The NYT reported on evidence of serious labor shortages in export centers and then told readers today:
"China can point to the labor shortage in the export hubs as one reason not to let the renminbi’s value rise, since companies are already grappling with the possibility that higher wages could make their goods less competitive. A significant currency appreciation could help cause a wave of business failures and bankruptcies, Chinese officials say."
Okay, black is white, night is day. This makes zero sense. China would have a good case against raising the value of the currency if the opposite were the case. If it had high unemployment so that reducing its exports could create serious deprivation and social unrest, then it would have a good argument against raising the value of its currency, but low unemployment?

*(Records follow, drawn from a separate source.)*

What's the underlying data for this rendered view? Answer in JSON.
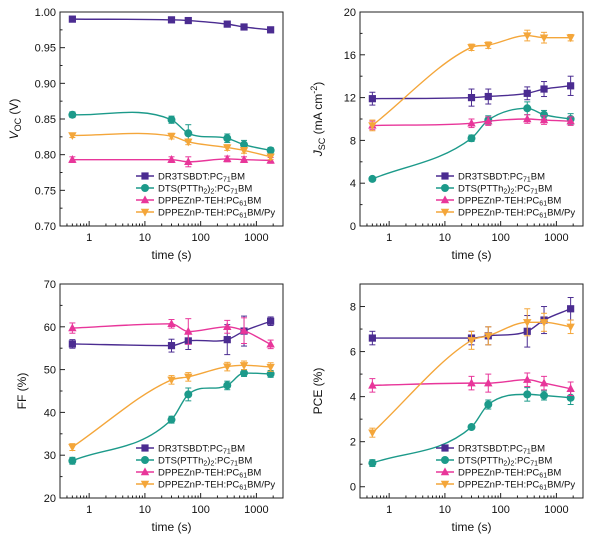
{
  "chart_data": [
    {
      "type": "line",
      "panel": "top-left",
      "xscale": "log",
      "xlim": [
        0.3,
        3000
      ],
      "xticks": [
        1,
        10,
        100,
        1000
      ],
      "xtick_labels": [
        "1",
        "10",
        "100",
        "1000"
      ],
      "ylim": [
        0.7,
        1.0
      ],
      "yticks": [
        0.7,
        0.75,
        0.8,
        0.85,
        0.9,
        0.95,
        1.0
      ],
      "ytick_labels": [
        "0.70",
        "0.75",
        "0.80",
        "0.85",
        "0.90",
        "0.95",
        "1.00"
      ],
      "xlabel": "time (s)",
      "ylabel": "VOC (V)",
      "ylabel_main": "V",
      "ylabel_sub": "OC",
      "ylabel_unit": " (V)",
      "legend_position": "lower-right",
      "series": [
        {
          "name": "DR3TSBDT:PC71BM",
          "name_main": "DR3TSBDT:PC",
          "name_sub": "71",
          "name_tail": "BM",
          "color": "#4b2c91",
          "marker": "square",
          "x": [
            0.5,
            30,
            60,
            300,
            600,
            1800
          ],
          "y": [
            0.99,
            0.989,
            0.988,
            0.983,
            0.979,
            0.975
          ],
          "err": [
            0.003,
            0.003,
            0.003,
            0.003,
            0.003,
            0.003
          ]
        },
        {
          "name": "DTS(PTTh2)2:PC71BM",
          "name_main": "DTS(PTTh",
          "name_sub": "2",
          "name_tail": ")",
          "name_sub2": "2",
          "name_tail2": ":PC",
          "name_sub3": "71",
          "name_tail3": "BM",
          "color": "#1c9a8a",
          "marker": "circle",
          "x": [
            0.5,
            30,
            60,
            300,
            600,
            1800
          ],
          "y": [
            0.856,
            0.849,
            0.83,
            0.823,
            0.814,
            0.806
          ],
          "err": [
            0.004,
            0.005,
            0.012,
            0.006,
            0.006,
            0.004
          ]
        },
        {
          "name": "DPPEZnP-TEH:PC61BM",
          "name_main": "DPPEZnP-TEH:PC",
          "name_sub": "61",
          "name_tail": "BM",
          "color": "#e8369a",
          "marker": "triangle-up",
          "x": [
            0.5,
            30,
            60,
            300,
            600,
            1800
          ],
          "y": [
            0.793,
            0.793,
            0.79,
            0.794,
            0.793,
            0.792
          ],
          "err": [
            0.004,
            0.004,
            0.007,
            0.004,
            0.004,
            0.004
          ]
        },
        {
          "name": "DPPEZnP-TEH:PC61BM/Py",
          "name_main": "DPPEZnP-TEH:PC",
          "name_sub": "61",
          "name_tail": "BM/Py",
          "color": "#f4a63a",
          "marker": "triangle-down",
          "x": [
            0.5,
            30,
            60,
            300,
            600,
            1800
          ],
          "y": [
            0.827,
            0.826,
            0.818,
            0.81,
            0.806,
            0.797
          ],
          "err": [
            0.003,
            0.004,
            0.004,
            0.004,
            0.004,
            0.004
          ]
        }
      ]
    },
    {
      "type": "line",
      "panel": "top-right",
      "xscale": "log",
      "xlim": [
        0.3,
        3000
      ],
      "xticks": [
        1,
        10,
        100,
        1000
      ],
      "xtick_labels": [
        "1",
        "10",
        "100",
        "1000"
      ],
      "ylim": [
        0,
        20
      ],
      "yticks": [
        0,
        4,
        8,
        12,
        16,
        20
      ],
      "ytick_labels": [
        "0",
        "4",
        "8",
        "12",
        "16",
        "20"
      ],
      "xlabel": "time (s)",
      "ylabel": "JSC (mA cm-2)",
      "ylabel_main": "J",
      "ylabel_sub": "SC",
      "ylabel_unit": " (mA cm",
      "ylabel_sup": "-2",
      "ylabel_close": ")",
      "legend_position": "lower-right",
      "series": [
        {
          "name": "DR3TSBDT:PC71BM",
          "name_main": "DR3TSBDT:PC",
          "name_sub": "71",
          "name_tail": "BM",
          "color": "#4b2c91",
          "marker": "square",
          "x": [
            0.5,
            30,
            60,
            300,
            600,
            1800
          ],
          "y": [
            11.9,
            12.0,
            12.1,
            12.4,
            12.8,
            13.1
          ],
          "err": [
            0.6,
            0.8,
            0.7,
            0.6,
            0.7,
            0.9
          ]
        },
        {
          "name": "DTS(PTTh2)2:PC71BM",
          "name_main": "DTS(PTTh",
          "name_sub": "2",
          "name_tail": ")",
          "name_sub2": "2",
          "name_tail2": ":PC",
          "name_sub3": "71",
          "name_tail3": "BM",
          "color": "#1c9a8a",
          "marker": "circle",
          "x": [
            0.5,
            30,
            60,
            300,
            600,
            1800
          ],
          "y": [
            4.4,
            8.2,
            9.9,
            11.0,
            10.4,
            10.0
          ],
          "err": [
            0.2,
            0.3,
            0.4,
            0.6,
            0.4,
            0.5
          ]
        },
        {
          "name": "DPPEZnP-TEH:PC61BM",
          "name_main": "DPPEZnP-TEH:PC",
          "name_sub": "61",
          "name_tail": "BM",
          "color": "#e8369a",
          "marker": "triangle-up",
          "x": [
            0.5,
            30,
            60,
            300,
            600,
            1800
          ],
          "y": [
            9.4,
            9.6,
            9.8,
            10.0,
            9.9,
            9.8
          ],
          "err": [
            0.4,
            0.4,
            0.4,
            0.4,
            0.4,
            0.4
          ]
        },
        {
          "name": "DPPEZnP-TEH:PC61BM/Py",
          "name_main": "DPPEZnP-TEH:PC",
          "name_sub": "61",
          "name_tail": "BM/Py",
          "color": "#f4a63a",
          "marker": "triangle-down",
          "x": [
            0.5,
            30,
            60,
            300,
            600,
            1800
          ],
          "y": [
            9.4,
            16.7,
            16.9,
            17.8,
            17.6,
            17.6
          ],
          "err": [
            0.5,
            0.3,
            0.3,
            0.5,
            0.5,
            0.3
          ]
        }
      ]
    },
    {
      "type": "line",
      "panel": "bottom-left",
      "xscale": "log",
      "xlim": [
        0.3,
        3000
      ],
      "xticks": [
        1,
        10,
        100,
        1000
      ],
      "xtick_labels": [
        "1",
        "10",
        "100",
        "1000"
      ],
      "ylim": [
        20,
        70
      ],
      "yticks": [
        20,
        30,
        40,
        50,
        60,
        70
      ],
      "ytick_labels": [
        "20",
        "30",
        "40",
        "50",
        "60",
        "70"
      ],
      "xlabel": "time (s)",
      "ylabel": "FF (%)",
      "legend_position": "lower-right",
      "series": [
        {
          "name": "DR3TSBDT:PC71BM",
          "name_main": "DR3TSBDT:PC",
          "name_sub": "71",
          "name_tail": "BM",
          "color": "#4b2c91",
          "marker": "square",
          "x": [
            0.5,
            30,
            60,
            300,
            600,
            1800
          ],
          "y": [
            56.0,
            55.6,
            56.7,
            57.0,
            59.0,
            61.3
          ],
          "err": [
            1.0,
            1.5,
            2.0,
            3.5,
            3.5,
            1.0
          ]
        },
        {
          "name": "DTS(PTTh2)2:PC71BM",
          "name_main": "DTS(PTTh",
          "name_sub": "2",
          "name_tail": ")",
          "name_sub2": "2",
          "name_tail2": ":PC",
          "name_sub3": "71",
          "name_tail3": "BM",
          "color": "#1c9a8a",
          "marker": "circle",
          "x": [
            0.5,
            30,
            60,
            300,
            600,
            1800
          ],
          "y": [
            28.7,
            38.3,
            44.2,
            46.3,
            49.2,
            49.0
          ],
          "err": [
            0.8,
            0.8,
            1.5,
            1.0,
            0.8,
            0.8
          ]
        },
        {
          "name": "DPPEZnP-TEH:PC61BM",
          "name_main": "DPPEZnP-TEH:PC",
          "name_sub": "61",
          "name_tail": "BM",
          "color": "#e8369a",
          "marker": "triangle-up",
          "x": [
            0.5,
            30,
            60,
            300,
            600,
            1800
          ],
          "y": [
            59.7,
            60.7,
            58.9,
            60.0,
            59.1,
            55.9
          ],
          "err": [
            1.2,
            1.0,
            3.0,
            1.5,
            3.0,
            1.0
          ]
        },
        {
          "name": "DPPEZnP-TEH:PC61BM/Py",
          "name_main": "DPPEZnP-TEH:PC",
          "name_sub": "61",
          "name_tail": "BM/Py",
          "color": "#f4a63a",
          "marker": "triangle-down",
          "x": [
            0.5,
            30,
            60,
            300,
            600,
            1800
          ],
          "y": [
            31.9,
            47.6,
            48.3,
            50.7,
            51.0,
            50.6
          ],
          "err": [
            0.8,
            1.0,
            1.0,
            1.0,
            1.0,
            1.0
          ]
        }
      ]
    },
    {
      "type": "line",
      "panel": "bottom-right",
      "xscale": "log",
      "xlim": [
        0.3,
        3000
      ],
      "xticks": [
        1,
        10,
        100,
        1000
      ],
      "xtick_labels": [
        "1",
        "10",
        "100",
        "1000"
      ],
      "ylim": [
        -0.5,
        9
      ],
      "yticks": [
        0,
        2,
        4,
        6,
        8
      ],
      "ytick_labels": [
        "0",
        "2",
        "4",
        "6",
        "8"
      ],
      "xlabel": "time (s)",
      "ylabel": "PCE (%)",
      "legend_position": "lower-right",
      "series": [
        {
          "name": "DR3TSBDT:PC71BM",
          "name_main": "DR3TSBDT:PC",
          "name_sub": "71",
          "name_tail": "BM",
          "color": "#4b2c91",
          "marker": "square",
          "x": [
            0.5,
            30,
            60,
            300,
            600,
            1800
          ],
          "y": [
            6.6,
            6.6,
            6.7,
            6.9,
            7.4,
            7.9
          ],
          "err": [
            0.3,
            0.3,
            0.4,
            0.7,
            0.6,
            0.5
          ]
        },
        {
          "name": "DTS(PTTh2)2:PC71BM",
          "name_main": "DTS(PTTh",
          "name_sub": "2",
          "name_tail": ")",
          "name_sub2": "2",
          "name_tail2": ":PC",
          "name_sub3": "71",
          "name_tail3": "BM",
          "color": "#1c9a8a",
          "marker": "circle",
          "x": [
            0.5,
            30,
            60,
            300,
            600,
            1800
          ],
          "y": [
            1.05,
            2.65,
            3.65,
            4.1,
            4.05,
            3.95
          ],
          "err": [
            0.15,
            0.1,
            0.2,
            0.3,
            0.2,
            0.3
          ]
        },
        {
          "name": "DPPEZnP-TEH:PC61BM",
          "name_main": "DPPEZnP-TEH:PC",
          "name_sub": "61",
          "name_tail": "BM",
          "color": "#e8369a",
          "marker": "triangle-up",
          "x": [
            0.5,
            30,
            60,
            300,
            600,
            1800
          ],
          "y": [
            4.5,
            4.6,
            4.6,
            4.75,
            4.6,
            4.35
          ],
          "err": [
            0.3,
            0.3,
            0.4,
            0.3,
            0.3,
            0.3
          ]
        },
        {
          "name": "DPPEZnP-TEH:PC61BM/Py",
          "name_main": "DPPEZnP-TEH:PC",
          "name_sub": "61",
          "name_tail": "BM/Py",
          "color": "#f4a63a",
          "marker": "triangle-down",
          "x": [
            0.5,
            30,
            60,
            300,
            600,
            1800
          ],
          "y": [
            2.4,
            6.5,
            6.7,
            7.3,
            7.3,
            7.1
          ],
          "err": [
            0.2,
            0.4,
            0.4,
            0.6,
            0.4,
            0.3
          ]
        }
      ]
    }
  ]
}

If high labor costs push a firm out of business then this is because it uses its labor less efficiently than other firms. This is known as "capitalism." Firms that cannot compete are supposed to go out of business. Furthermore, in the context of a tight labor market, the bankruptcy does not even hurt workers, since the employees of a bankrupt firm just go over to one of the other firms that are desperate for workers.
The evidence in this article should support the case of those who believe that China should raise the value of its currency. That case should have been made to readers.